And you missed MattHey's point that a small inlined loop that can execute at the same efficiency of the big optimized loop in a subroutine makes the latter technique obsolete.
No, it does not. The original comparison to which I was replying was one of alleged 68K superiority over PPC in being able to execute such a loop effectively. The critical miss in this argument is the implication that the PPC is a poorer architecture because of this. This is, of course, complete nonsense. It's simply a different architecture with different gains and trade-offs. A non-lazy programmer will learn these and write code accordingly, not complain that the simplest possible loop is not as fast as it could be on the basis of the behaviour of a completely different architecture. Being able to do this on 68060 does not obsolete the technique at all when talking about a different CPU (the PPC) or even an earlier m68k.
The PPC can do floating point multiply add. That requires 2 instructions on 6888x/68040/68060. How horridly inefficient. It can also do bounded rotates and shifts, which require several instructions on 680x0. The 486 had bswap. Does that mean the 68K was utter pants for requiring 3 instructions to accomplish the same?
For the last time, a non-lazy programmer concerned about performance writes the best possible code for the architecture. If that's a simple loop, then great, an easy win. If he has to unroll it and align operands, then that's what he does instead.
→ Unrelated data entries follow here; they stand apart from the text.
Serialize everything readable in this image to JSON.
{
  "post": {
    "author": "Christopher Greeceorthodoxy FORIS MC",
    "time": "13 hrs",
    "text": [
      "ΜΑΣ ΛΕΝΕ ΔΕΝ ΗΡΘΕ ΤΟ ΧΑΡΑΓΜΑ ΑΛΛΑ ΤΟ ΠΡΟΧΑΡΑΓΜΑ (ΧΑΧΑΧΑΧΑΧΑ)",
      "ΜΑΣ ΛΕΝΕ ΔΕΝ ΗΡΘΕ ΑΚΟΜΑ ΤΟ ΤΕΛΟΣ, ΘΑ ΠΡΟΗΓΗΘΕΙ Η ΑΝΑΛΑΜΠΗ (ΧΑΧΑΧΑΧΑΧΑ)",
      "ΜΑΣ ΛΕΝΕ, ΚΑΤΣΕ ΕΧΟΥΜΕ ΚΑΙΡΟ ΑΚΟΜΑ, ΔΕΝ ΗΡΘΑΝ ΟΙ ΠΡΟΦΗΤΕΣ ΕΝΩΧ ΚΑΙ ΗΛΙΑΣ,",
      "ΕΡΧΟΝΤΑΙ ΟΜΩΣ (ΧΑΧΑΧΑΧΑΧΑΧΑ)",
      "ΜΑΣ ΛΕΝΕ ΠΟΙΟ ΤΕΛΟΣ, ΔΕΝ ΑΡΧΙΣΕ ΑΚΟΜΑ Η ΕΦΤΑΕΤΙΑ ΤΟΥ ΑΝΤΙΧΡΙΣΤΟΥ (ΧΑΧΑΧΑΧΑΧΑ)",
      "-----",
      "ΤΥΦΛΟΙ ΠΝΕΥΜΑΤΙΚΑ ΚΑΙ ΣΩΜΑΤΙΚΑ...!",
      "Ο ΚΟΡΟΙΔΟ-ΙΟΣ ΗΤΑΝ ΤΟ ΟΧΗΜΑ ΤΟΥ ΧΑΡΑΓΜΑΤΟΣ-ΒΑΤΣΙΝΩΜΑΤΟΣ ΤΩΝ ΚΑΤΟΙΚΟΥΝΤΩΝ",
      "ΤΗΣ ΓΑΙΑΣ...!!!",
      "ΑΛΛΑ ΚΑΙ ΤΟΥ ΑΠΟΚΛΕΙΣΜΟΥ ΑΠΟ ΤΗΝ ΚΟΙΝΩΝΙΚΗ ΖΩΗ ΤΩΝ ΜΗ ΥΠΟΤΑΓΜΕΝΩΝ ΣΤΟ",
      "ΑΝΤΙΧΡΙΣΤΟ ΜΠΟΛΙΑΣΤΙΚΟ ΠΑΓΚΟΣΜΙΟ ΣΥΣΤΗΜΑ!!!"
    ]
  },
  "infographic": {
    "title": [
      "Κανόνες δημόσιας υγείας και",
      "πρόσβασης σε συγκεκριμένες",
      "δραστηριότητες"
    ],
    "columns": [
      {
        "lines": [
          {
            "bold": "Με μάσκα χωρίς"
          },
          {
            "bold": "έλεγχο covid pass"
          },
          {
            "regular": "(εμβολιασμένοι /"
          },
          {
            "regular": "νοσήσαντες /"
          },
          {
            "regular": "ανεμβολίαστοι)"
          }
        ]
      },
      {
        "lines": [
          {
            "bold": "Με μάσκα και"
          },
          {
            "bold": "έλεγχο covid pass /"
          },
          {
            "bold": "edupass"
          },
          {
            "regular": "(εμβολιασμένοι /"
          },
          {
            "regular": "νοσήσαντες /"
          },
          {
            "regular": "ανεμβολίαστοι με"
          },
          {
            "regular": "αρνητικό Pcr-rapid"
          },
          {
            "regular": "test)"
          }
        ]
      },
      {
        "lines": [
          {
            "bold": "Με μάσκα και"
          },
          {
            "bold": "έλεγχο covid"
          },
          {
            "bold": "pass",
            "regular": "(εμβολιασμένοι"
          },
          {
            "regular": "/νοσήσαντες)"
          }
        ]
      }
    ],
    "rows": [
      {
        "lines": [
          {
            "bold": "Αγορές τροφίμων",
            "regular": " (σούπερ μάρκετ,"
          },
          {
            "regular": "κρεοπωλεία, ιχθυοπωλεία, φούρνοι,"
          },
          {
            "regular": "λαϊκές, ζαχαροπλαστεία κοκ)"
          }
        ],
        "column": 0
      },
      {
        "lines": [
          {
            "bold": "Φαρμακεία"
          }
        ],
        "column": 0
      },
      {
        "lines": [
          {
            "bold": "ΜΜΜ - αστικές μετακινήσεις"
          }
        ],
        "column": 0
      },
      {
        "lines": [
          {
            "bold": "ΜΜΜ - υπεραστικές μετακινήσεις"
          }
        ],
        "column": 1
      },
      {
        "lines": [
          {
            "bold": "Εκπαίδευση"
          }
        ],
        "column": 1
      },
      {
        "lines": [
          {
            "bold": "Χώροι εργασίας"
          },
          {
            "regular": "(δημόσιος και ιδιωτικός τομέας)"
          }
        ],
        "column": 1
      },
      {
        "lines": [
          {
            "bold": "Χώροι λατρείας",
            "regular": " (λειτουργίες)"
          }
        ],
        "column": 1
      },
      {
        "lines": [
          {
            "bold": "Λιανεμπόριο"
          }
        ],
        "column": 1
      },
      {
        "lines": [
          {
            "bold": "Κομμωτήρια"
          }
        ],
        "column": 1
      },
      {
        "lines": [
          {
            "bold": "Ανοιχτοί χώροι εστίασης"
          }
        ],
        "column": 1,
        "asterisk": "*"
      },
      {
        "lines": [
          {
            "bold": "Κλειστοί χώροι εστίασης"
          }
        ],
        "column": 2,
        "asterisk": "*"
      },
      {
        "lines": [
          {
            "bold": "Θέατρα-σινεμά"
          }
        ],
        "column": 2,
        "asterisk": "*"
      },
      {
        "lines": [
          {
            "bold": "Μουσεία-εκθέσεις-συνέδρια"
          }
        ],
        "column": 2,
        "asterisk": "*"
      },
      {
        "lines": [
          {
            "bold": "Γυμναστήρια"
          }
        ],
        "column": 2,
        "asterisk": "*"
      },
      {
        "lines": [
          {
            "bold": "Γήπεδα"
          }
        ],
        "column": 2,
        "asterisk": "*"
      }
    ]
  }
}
Many moons ago, I wrote a series of tests to gather information about memory performance and got a great deal of data back regarding this very type of operation over different types of memory (system ram, chip ram, RTG ram) and on different 680x0 / PPC. FWIW, despite suggestions to the contrary, I have always found that a suitably aligned, unrolled loop even on 68060 performs better (or at least no worse) than the naive case. I just don't presently have the data to hand in order to back that up.